Sommerauer (oben) und Hintereder ziehen den dicken Strang zu dünnen Zuckerstangen. Sommerauer (oben) und Hintereder ziehen den dicken Strang zu dünnen Zuckerstangen. Foto: SALZBURG24/Winkler ©

Kunden wissen Handarbeit zu schätzen

Zuckerlmacherin ist Sommerauer zufällig geworden und hat fünf Monate lang die Grundlagen des Handwerks von Christian Mayer gelernt. Auch er lernt nach vier Jahren immer noch dazu: “Für die Grundlagen braucht man ein paar Monate, für Schriftzüge schon ein paar Jahre. Richtig können werde ich das Zuckerlmachen wahrscheinlich erst nach zehn Jahren”, betont Mayer die Schwierigkeit des Berufs. “Wir wollen den Leuten bewusst machen, wie viel Arbeit hinter einem Zuckerl steckt.” Mittlerweile werden die Zuckerl in ganz Europa vertrieben, auch mit dem englischen Traditionskaufhaus Harrods sei man im Moment im Gespräch, verrät Mayer.
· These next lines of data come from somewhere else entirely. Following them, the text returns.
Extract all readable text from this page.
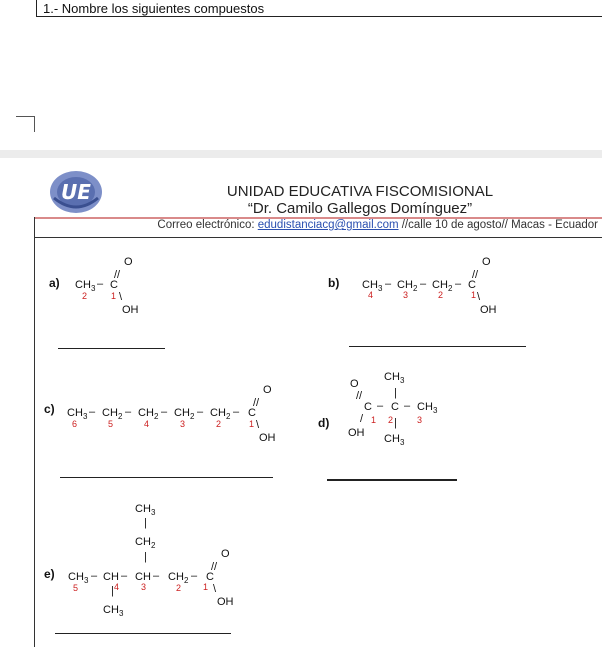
1.- Nombre los siguientes compuestos
UE	UNIDAD EDUCATIVA FISCOMISIONAL
“Dr. Camilo Gallegos Domínguez”
Correo electrónico: edudistanciacg@gmail.com //calle 10 de agosto// Macas - Ecuador
a) CH 3 – C
O
//
\
OH
2	1
b) CH 3 – CH 2 – CH 2 – C
O
//
\
OH
4	3	2	1
c) CH 3 – CH 2 – CH 2 – CH 2 – CH 2 – C
O
//
\
OH
6	5	4	3	2	1	d)
CH 3
|
O
//
C – C – CH 3
/
OH
|
CH 3
1 2	3
e)
CH 3
|
CH 2
|
CH 3 – CH – CH – CH 2 – C
O
//
\
OH
|
CH 3
5	4 3	2 1
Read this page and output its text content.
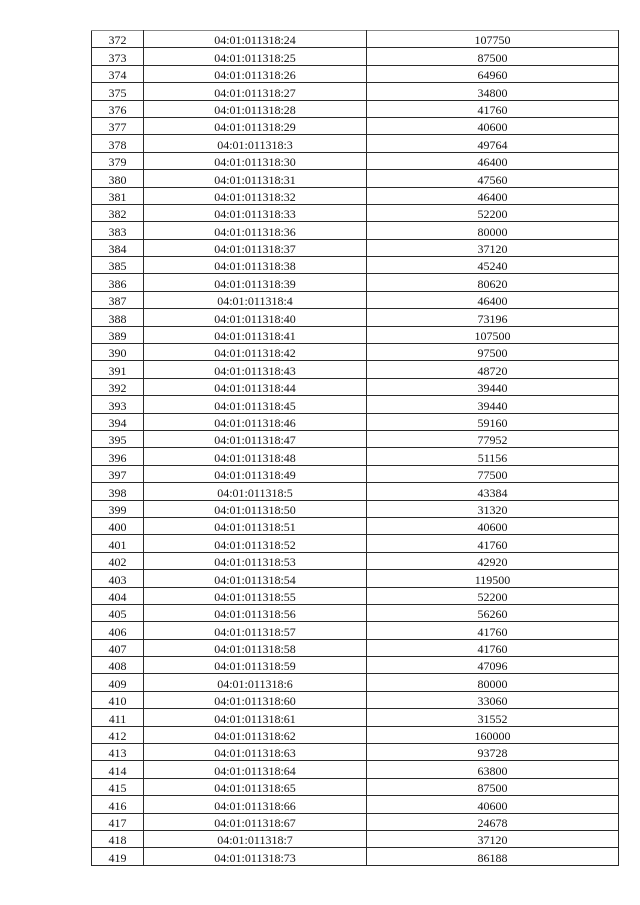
372	04:01:011318:24	107750
373	04:01:011318:25	87500
374	04:01:011318:26	64960
375	04:01:011318:27	34800
376	04:01:011318:28	41760
377	04:01:011318:29	40600
378	04:01:011318:3	49764
379	04:01:011318:30	46400
380	04:01:011318:31	47560
381	04:01:011318:32	46400
382	04:01:011318:33	52200
383	04:01:011318:36	80000
384	04:01:011318:37	37120
385	04:01:011318:38	45240
386	04:01:011318:39	80620
387	04:01:011318:4	46400
388	04:01:011318:40	73196
389	04:01:011318:41	107500
390	04:01:011318:42	97500
391	04:01:011318:43	48720
392	04:01:011318:44	39440
393	04:01:011318:45	39440
394	04:01:011318:46	59160
395	04:01:011318:47	77952
396	04:01:011318:48	51156
397	04:01:011318:49	77500
398	04:01:011318:5	43384
399	04:01:011318:50	31320
400	04:01:011318:51	40600
401	04:01:011318:52	41760
402	04:01:011318:53	42920
403	04:01:011318:54	119500
404	04:01:011318:55	52200
405	04:01:011318:56	56260
406	04:01:011318:57	41760
407	04:01:011318:58	41760
408	04:01:011318:59	47096
409	04:01:011318:6	80000
410	04:01:011318:60	33060
411	04:01:011318:61	31552
412	04:01:011318:62	160000
413	04:01:011318:63	93728
414	04:01:011318:64	63800
415	04:01:011318:65	87500
416	04:01:011318:66	40600
417	04:01:011318:67	24678
418	04:01:011318:7	37120
419	04:01:011318:73	86188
zuckerl3 Aus den Zuckerresten werden Lutscher gemacht. Auch ungewöhnliche Sorten finden sich im Sortiment.  Foto: SALZBURG24/Winkler ©

Motivzuckerl sind aufwendig und brauchen Fingerspitzengefühl

Alles wird per Hand gemacht, Maschinen sucht man in der Zuckerlwerkstatt vergeblich. „Beim Zuckerlmachen braucht man viel Kraft, andererseits ist es aber auch eine unglaublich filigrane Arbeit“, sagt Sommerauer. Das gefalle ihr an dem Beruf auch so gut, erklärt die gelernte Köchin. Nach einer Stunde sind die Herzzuckerl fertig. Für Motive wie Himbeeren, Kuhköpfe oder Logozuckerl mit individuellen Schriftzügen von Firmen braucht es bis zu fünf Stunden Arbeit.

Der Zuckerlchefin kann man in Salzburg immer von Mittwoch bis Samstag um 11, 13 und 15 Uhr auf die Finger schauen. Inklusive süßer Kostprobe.